As an empathic, considerate, and non-judgmental therapist, I help individuals achieve a greater sense of self-esteem, develop effective ways of thinking and coping, and deal with the intense emotions that emerge. My goal is to respectfully help you identify current life situations that set off traumatic memories and worsen PTSD symptoms.
We will sensitively explore your thoughts and feelings about the trauma. Individuals often have to work through feelings of guilt, self-blame and distrust of others. Some will also have to learn how to cope with flashbacks or intrusive memories. Repressed feelings around the trauma may have to be carefully exposed. Learning to deal with situations that remind you of the trauma is also critical.
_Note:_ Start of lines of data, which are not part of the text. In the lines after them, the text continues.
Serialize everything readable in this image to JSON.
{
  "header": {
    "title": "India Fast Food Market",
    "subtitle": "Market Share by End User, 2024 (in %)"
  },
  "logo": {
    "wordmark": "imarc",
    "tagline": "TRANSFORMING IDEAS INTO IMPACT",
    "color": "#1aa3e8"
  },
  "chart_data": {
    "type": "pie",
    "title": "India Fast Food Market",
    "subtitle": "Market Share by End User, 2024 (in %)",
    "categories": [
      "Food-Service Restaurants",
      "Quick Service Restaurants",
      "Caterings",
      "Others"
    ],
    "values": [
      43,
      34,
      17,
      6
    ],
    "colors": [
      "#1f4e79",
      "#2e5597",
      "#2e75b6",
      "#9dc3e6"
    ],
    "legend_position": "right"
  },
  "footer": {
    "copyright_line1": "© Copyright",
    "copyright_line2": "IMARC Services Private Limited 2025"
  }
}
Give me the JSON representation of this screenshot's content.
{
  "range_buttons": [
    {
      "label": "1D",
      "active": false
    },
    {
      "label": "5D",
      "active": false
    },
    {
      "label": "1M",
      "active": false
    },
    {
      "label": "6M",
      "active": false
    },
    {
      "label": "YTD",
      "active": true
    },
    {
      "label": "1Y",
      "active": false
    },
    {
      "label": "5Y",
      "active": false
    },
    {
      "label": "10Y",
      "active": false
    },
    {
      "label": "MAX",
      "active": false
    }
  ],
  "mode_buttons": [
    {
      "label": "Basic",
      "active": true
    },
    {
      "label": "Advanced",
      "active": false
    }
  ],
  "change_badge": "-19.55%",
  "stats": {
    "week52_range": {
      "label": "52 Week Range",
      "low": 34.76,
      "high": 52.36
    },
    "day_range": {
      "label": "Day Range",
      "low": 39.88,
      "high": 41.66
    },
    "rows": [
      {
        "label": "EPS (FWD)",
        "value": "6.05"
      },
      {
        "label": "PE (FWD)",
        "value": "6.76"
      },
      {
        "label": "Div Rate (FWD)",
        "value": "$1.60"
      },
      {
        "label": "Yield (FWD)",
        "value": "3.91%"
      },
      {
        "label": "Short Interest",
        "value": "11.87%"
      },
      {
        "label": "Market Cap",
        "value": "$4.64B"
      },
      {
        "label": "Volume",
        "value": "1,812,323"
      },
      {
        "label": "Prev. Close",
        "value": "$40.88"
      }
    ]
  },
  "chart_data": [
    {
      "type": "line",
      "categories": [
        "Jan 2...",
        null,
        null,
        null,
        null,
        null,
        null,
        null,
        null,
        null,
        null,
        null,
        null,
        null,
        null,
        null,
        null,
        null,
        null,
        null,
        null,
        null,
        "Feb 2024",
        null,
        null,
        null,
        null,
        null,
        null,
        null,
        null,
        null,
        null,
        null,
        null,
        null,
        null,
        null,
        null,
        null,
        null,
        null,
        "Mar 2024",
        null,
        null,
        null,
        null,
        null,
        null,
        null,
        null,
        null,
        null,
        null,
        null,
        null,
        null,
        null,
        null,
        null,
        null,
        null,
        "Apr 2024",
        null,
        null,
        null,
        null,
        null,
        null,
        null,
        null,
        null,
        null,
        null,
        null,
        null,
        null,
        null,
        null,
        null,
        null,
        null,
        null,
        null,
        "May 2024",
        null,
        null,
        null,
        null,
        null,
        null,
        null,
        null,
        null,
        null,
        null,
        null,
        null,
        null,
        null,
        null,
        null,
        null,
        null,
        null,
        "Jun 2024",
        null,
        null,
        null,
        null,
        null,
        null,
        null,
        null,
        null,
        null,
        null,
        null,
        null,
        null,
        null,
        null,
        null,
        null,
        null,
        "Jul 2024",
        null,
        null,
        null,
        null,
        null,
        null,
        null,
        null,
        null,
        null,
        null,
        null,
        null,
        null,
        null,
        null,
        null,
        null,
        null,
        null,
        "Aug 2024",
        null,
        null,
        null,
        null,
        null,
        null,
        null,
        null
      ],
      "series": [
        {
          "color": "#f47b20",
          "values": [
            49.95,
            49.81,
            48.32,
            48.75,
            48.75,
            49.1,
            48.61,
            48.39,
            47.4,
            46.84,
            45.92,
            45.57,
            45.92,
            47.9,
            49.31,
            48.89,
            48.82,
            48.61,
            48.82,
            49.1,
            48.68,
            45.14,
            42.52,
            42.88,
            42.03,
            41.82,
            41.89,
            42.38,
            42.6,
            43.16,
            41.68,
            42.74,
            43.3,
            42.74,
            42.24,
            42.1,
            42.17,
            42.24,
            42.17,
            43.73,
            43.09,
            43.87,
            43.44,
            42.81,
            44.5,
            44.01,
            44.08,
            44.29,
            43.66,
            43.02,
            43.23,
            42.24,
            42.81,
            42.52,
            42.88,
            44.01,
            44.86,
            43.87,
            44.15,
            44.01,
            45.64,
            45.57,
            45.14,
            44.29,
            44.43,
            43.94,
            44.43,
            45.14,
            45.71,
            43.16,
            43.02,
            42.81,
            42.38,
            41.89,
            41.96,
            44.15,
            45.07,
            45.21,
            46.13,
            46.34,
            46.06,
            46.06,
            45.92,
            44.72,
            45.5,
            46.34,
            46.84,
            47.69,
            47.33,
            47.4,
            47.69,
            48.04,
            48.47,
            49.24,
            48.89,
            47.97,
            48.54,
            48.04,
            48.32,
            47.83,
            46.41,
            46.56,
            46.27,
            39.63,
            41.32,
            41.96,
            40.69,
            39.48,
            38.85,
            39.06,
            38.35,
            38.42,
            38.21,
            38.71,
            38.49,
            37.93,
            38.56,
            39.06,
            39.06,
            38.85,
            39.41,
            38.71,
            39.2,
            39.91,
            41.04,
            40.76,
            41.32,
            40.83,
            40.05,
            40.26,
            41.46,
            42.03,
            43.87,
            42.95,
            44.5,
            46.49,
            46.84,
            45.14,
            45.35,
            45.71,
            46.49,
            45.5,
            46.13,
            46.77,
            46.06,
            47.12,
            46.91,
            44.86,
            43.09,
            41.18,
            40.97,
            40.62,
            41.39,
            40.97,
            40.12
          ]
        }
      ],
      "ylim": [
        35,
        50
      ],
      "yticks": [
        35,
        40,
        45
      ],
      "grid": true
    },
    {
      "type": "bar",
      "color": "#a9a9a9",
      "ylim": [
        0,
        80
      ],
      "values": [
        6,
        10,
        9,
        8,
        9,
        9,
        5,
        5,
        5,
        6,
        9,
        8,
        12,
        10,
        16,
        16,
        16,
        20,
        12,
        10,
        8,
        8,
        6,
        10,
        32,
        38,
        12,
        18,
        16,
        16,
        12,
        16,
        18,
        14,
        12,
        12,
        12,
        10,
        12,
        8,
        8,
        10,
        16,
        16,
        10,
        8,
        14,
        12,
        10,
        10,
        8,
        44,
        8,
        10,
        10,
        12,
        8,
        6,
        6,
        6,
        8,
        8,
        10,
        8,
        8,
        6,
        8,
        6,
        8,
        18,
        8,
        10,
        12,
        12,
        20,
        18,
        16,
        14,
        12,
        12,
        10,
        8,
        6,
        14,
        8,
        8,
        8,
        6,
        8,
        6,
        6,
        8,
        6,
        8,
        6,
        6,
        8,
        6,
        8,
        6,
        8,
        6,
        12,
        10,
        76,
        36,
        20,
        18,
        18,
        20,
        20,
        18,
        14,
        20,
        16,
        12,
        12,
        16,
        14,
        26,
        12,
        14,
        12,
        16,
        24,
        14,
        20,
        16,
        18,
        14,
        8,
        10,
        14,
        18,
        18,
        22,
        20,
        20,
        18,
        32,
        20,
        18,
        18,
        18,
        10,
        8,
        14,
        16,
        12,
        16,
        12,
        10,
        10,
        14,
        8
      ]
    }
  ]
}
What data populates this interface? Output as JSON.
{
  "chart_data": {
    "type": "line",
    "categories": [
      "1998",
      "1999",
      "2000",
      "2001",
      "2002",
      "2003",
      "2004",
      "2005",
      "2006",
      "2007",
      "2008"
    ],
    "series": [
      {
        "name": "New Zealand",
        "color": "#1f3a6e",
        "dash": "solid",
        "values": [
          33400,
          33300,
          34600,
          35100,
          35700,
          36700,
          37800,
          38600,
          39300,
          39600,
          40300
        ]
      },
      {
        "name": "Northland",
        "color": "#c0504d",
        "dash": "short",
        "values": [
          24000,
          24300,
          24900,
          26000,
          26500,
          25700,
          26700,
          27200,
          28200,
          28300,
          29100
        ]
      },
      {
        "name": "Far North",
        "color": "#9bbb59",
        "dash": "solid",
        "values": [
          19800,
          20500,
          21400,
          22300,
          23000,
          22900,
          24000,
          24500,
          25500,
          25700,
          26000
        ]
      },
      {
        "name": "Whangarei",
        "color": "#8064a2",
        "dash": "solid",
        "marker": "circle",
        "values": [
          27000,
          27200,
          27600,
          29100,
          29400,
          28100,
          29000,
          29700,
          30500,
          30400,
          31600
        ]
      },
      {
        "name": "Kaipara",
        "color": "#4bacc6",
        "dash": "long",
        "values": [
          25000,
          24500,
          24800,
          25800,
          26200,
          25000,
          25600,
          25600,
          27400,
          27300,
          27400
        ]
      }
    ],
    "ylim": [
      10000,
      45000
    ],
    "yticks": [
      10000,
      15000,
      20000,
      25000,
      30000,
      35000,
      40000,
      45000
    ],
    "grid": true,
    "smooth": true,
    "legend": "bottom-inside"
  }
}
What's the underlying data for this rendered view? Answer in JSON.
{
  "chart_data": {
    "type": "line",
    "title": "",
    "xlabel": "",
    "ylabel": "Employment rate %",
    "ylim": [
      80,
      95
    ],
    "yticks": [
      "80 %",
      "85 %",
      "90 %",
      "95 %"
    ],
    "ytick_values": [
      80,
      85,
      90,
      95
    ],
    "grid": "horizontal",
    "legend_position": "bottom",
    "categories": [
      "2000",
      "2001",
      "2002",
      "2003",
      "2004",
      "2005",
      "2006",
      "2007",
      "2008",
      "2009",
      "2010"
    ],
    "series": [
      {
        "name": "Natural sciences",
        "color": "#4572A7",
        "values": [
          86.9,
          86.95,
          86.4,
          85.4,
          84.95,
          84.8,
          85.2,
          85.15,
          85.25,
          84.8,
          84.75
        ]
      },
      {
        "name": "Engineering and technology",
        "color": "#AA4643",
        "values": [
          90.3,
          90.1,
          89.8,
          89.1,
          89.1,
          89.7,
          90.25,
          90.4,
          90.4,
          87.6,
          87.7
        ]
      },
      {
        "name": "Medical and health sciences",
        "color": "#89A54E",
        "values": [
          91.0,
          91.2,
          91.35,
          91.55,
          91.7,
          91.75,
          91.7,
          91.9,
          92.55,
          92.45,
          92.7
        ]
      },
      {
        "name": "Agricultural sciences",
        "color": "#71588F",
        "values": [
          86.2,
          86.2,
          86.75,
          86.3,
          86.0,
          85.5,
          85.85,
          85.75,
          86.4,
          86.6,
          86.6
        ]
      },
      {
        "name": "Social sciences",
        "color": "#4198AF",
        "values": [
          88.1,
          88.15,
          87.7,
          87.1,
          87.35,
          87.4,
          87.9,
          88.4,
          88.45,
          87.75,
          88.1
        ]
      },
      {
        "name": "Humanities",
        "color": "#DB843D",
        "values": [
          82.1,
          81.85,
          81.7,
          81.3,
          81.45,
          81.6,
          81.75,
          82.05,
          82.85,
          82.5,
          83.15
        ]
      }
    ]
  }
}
Learn more about the Biology of Psychoanalysis.
Treatment for Complex Trauma
Complex trauma, defined as “a type of trauma that occurs repeatedly, usually over a period of time, and within specific relationships and contexts.” It is the nature of the relationship that can make complex trauma particularly damaging. Children’s relationships to their caregivers are critical in creating trust, building attachments and providing love and stability. Children exposed to trauma from a someone close, instead of getting strength, support, and healing, they are the source of trauma causing enormous disruptions in the child’s understanding of themselves of others.
According to a comprehensive medical literature, most individuals reporting a trauma history have experienced more than one traumatic event. Cumulative trauma, whether related or at different periods of one’s life, or similar or different in nature, can result in greater damage.
Treatment for child abuse trauma requires attention to basic self-regulatory deficits, cognitive restructuring and learning skills of emotional management. Often people neglect self-care, feel mentally defeated have poor self-esteem and are afraid of intimacy.. You will better understand how the trauma interferes with you current functioning and relationships. You will need to learn to trust yourself again as well as others.